I am trying to learn electrics and am reading about capacitance. Below is taken from the section that I am at.

Capacitors in series and parallel
Capacitors in parallel ADD together as C1 + C2 + C3 + ..... While capacitors in series REDUCE by:
1 / (1 / C1 + 1 / C2 + 1 / C3 + .....)
Consider three capacitors of 10, 22, and 47 uF respectively.
Added in parallel we get 10 + 22 + 47 = 79 uF. While in series we would get:
1 / (1 / 10 + 1 / 22 + 1 / 47) = 5.997 uF.
Note that the result is always LESS than the original lowest value.

The problem I am having is the formula below, I don't understand it and how to arrive at the answer given.

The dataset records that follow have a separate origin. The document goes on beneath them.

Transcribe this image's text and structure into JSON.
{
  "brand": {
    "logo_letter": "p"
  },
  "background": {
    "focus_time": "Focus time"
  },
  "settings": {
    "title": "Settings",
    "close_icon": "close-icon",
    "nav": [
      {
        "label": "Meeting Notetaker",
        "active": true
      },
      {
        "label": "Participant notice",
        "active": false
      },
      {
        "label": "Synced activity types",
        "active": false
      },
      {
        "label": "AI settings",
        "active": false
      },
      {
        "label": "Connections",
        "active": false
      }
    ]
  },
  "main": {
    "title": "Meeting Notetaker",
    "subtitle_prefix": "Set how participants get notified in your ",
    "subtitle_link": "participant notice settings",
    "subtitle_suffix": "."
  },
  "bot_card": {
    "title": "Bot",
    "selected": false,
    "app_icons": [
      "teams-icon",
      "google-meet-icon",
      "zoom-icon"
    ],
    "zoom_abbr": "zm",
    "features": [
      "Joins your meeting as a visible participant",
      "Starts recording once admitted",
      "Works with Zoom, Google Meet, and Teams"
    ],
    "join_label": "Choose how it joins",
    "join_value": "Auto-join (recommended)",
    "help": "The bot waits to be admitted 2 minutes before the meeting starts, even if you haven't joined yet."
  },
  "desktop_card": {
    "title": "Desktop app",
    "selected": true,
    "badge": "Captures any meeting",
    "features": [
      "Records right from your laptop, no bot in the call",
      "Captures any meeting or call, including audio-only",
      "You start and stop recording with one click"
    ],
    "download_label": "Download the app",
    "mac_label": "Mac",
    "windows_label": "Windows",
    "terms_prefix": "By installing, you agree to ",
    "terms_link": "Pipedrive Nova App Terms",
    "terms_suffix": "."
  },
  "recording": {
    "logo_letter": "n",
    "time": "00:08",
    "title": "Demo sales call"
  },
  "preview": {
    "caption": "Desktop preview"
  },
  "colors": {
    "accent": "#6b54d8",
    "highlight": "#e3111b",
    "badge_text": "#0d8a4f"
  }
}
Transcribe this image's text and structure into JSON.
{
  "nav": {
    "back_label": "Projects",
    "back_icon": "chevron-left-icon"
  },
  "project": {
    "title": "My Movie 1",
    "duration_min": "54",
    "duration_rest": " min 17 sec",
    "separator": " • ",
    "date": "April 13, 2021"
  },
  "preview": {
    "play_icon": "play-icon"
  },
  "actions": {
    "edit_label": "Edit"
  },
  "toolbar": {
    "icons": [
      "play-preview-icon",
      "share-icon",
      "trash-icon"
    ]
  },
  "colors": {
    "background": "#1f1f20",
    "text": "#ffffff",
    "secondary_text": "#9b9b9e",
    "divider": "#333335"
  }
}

Google presented 1 / (1 / 10 + 1 / 22 + 1 / 47) = 5.997 uF
as 1 / ((1 / 10) + (1 / 22) + (1 / 47)) = 5.99767981 but I still do not understand it.
Maybe someone would be kind as to break it down and explain how it is calculated as I have tried various methods and can't get anywhere near the correct answer.
I feel so stupid as I have a feeling it is simple but I am determined to learn so that is the first obstacle tackled I guess. (Giggle)

the formula for calculating the total capacitance for "n" capacitors arranged in a series circuit is ...
$\displaystyle \frac{1}{C_T} = \frac{1}{C_1} + \frac{1}{C_2} + \frac{1}{C_3} + ... + \frac{1}{C_n}$
for your example of three capacitors in series ...
$\displaystyle \frac{1}{C_T} = \frac{1}{10} + \frac{1}{22} + \frac{1}{47}$
basically, you add the fractions on the right side to get a sum value that equals the reciprocal of the total capacitance ...
therefore, the total capacitance is ...
$\displaystyle C_T = \frac{1}{sum \, value}$
$\displaystyle \frac{1}{C_T} = \frac{1}{10} + \frac{1}{22} + \frac{1}{47} = \frac{431}{2585}$
$\displaystyle C_T = \frac{2585}{431} \approx 6.0 \, \mu f$

Thank you skeeter, the problem was that I was changing the fractions to decimals and adding them.